South Africa will soon begin providing HIV treatment to HIV-positive sex workers upon diagnosis as part of a new national plan announced late Friday. Currently, most people living with HIV must wait until their CD4 counts – a measure of the immune system’s strength – fall to 500 before they can start treatment.
At least 3,000 HIV-negative sex workers will also receive the combination ARV Truvada to prevent contracting HIV. When taken daily as pre-exposure prophylaxis, Truvada can reduce a person’s risk of contracting HIV by about 90 percent. In December, South Africa became the first country in southern Africa to register Truvada, which combines the ARVs emtricitabine and tenofovir, for use as prevention in December.
South African National AIDS Council (SANAC) CEO Dr Fareed Abdullah credited Health Minister Dr Aaron Motsoaledi for driving the plan’s creation.
It’s rare for a country to have such high-level leadership dealing with HIV among sex workers,” Abdullah said. “It’s a sign that government is taking this very seriously and working with non-governmental organisations and the community to make sure that the right thing is done and done properly.”
The plan comes on the heels of research released Friday that found about 72 percent of sex Johannesburg sex workers surveyed were living with HIV.
“The good news is that sex workers are showing a lot of responsibility and about three-fourths of sex workers are using condoms with their clients,” said Abdullah.
The bad news is although more than 90 percent of sex workers surveyed had tested for HIV, less than a third of those who were living with HIV had received treatment – far less than the national average, Abdullah added.
Globally, UNAIDS estimates that 50 million women are engaged in sex work and HIV prevalence rates among sex workers is often almost 14 percentage points higher than among the general population due to the inability to negotiate condom use, stigma and barriers to healthcare.

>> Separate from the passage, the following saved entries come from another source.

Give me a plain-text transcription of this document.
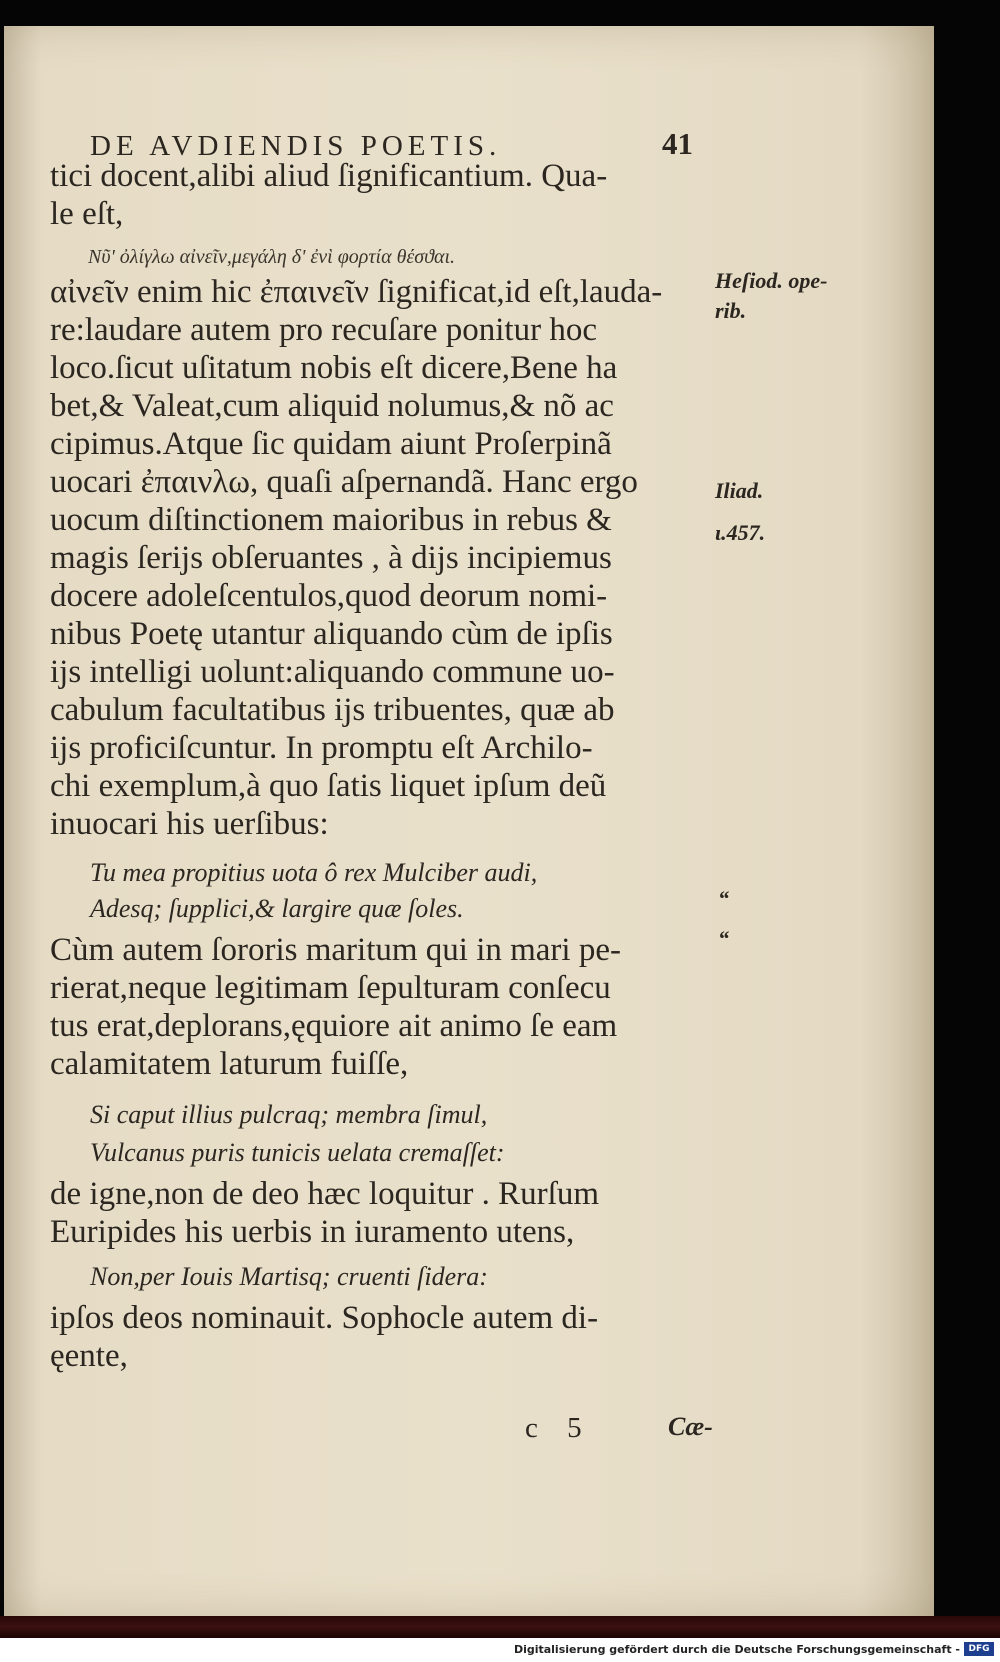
DE AVDIENDIS POETIS.	41
tici docent,alibi aliud ſignificantium. Qua-
le eſt,
Νῦ' ὀλίγλω αἰνεῖν,μεγάλη δ' ἐνὶ φορτία θέσϑαι.
αἰνεῖν enim hic ἐπαινεῖν ſignificat,id eſt,lauda-
re:laudare autem pro recuſare ponitur hoc
loco.ſicut uſitatum nobis eſt dicere,Bene ha
bet,& Valeat,cum aliquid nolumus,& nõ ac
cipimus.Atque ſic quidam aiunt Proſerpinã
uocari ἐπαινλω, quaſi aſpernandã. Hanc ergo
uocum diſtinctionem maioribus in rebus &
magis ſerijs obſeruantes , à dijs incipiemus
docere adoleſcentulos,quod deorum nomi-
nibus Poetę utantur aliquando cùm de ipſis
ijs intelligi uolunt:aliquando commune uo-
cabulum facultatibus ijs tribuentes, quæ ab
ijs proficiſcuntur. In promptu eſt Archilo-
chi exemplum,à quo ſatis liquet ipſum deũ
inuocari his uerſibus:
Tu mea propitius uota ô rex Mulciber audi,
Adesq; ſupplici,& largire quæ ſoles.
Cùm autem ſororis maritum qui in mari pe-
rierat,neque legitimam ſepulturam conſecu
tus erat,deplorans,ęquiore ait animo ſe eam
calamitatem laturum fuiſſe,
Si caput illius pulcraq; membra ſimul,
Vulcanus puris tunicis uelata cremaſſet:
de igne,non de deo hæc loquitur . Rurſum
Euripides his uerbis in iuramento utens,
Non,per Iouis Martisq; cruenti ſidera:
ipſos deos nominauit. Sophocle autem di-
ęente,
Heſiod. ope-
rib.
Iliad.
ι.457.
“
“
c 5	Cæ-
Digitalisierung gefördert durch die Deutsche Forschungsgemeinschaft - DFG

Sex work is estimated to account for as much as 20 percent of new HIV infections in South Africa, according to Deputy Health Minister Joe Phaahla.
‘Sex work is essentially work’[quote float= right]We cannot reclaim the morality of society by excluding the most vulnerable whatever views we might have about sex workers”
The three-year national plan also aims to reach 70,000 sex workers with a standardised package of services, including PrEP adherence support, delivered in part via a network of 1,000 of their peers.
Deputy President and SANAC Chair Cyril Ramaphosa called the plan a chance for South Africans to affirm their rights.
“This plan is about the human rights, about the rights of ordinary people,” he told Health-e News. “It affirms the right of all South Africans to life, dignity and health regardless of their occupation and sexual orientation and regardless of their circumstance.”
Ramaphosa also cautioned against that moral arguments against sex works could not trump workers’ inalienable human rights.
“We cannot reclaim the morality of society by excluding the most vulnerable whatever views we might have about sex workers, whatever beliefs we have about sex workers, whatever statures are on our law books about the legality of sex work,” he said. “We cannot deny the human and unalienable rights of people who engage in sex work.”
“Sex work is essentially work,” said Ramaphosa, who ended his address by embracing national leader of the Sisonke sex worker movement Kholi Buthelezi.
Law Commission report on decriminalisation expected soon
Buthelezi joined other sex workers in calling for decriminalisation of sex workers to remain on the national agenda.
“We are the vanguards of pleasure,” said Mpumalanga sex worker Lesly Mntambo. “Stop criminalising my adult body and what it is capable of doing. I decide what to do with it.”
The South African Law Reform Commission has been reviewing possible changes in laws governing sex work as part of its an investigation into sexual offenses it initiated in 1998, according to South African Law Reform researcher Dellene Clark.
“The investigation looked into four legislative options, namely full criminalisation, partial criminalisation, regulation and non-criminalisation – popularly referred to as de-criminalisation,” Clark told Health-e News.
According to Clark, the commission’s final report on possible changes to laws governing sex workers is now with the Minister of Justice and Correctional Services Advocate Tshililo Masutha who is expected to announce the report’s release for public comment soon. – Health-e News.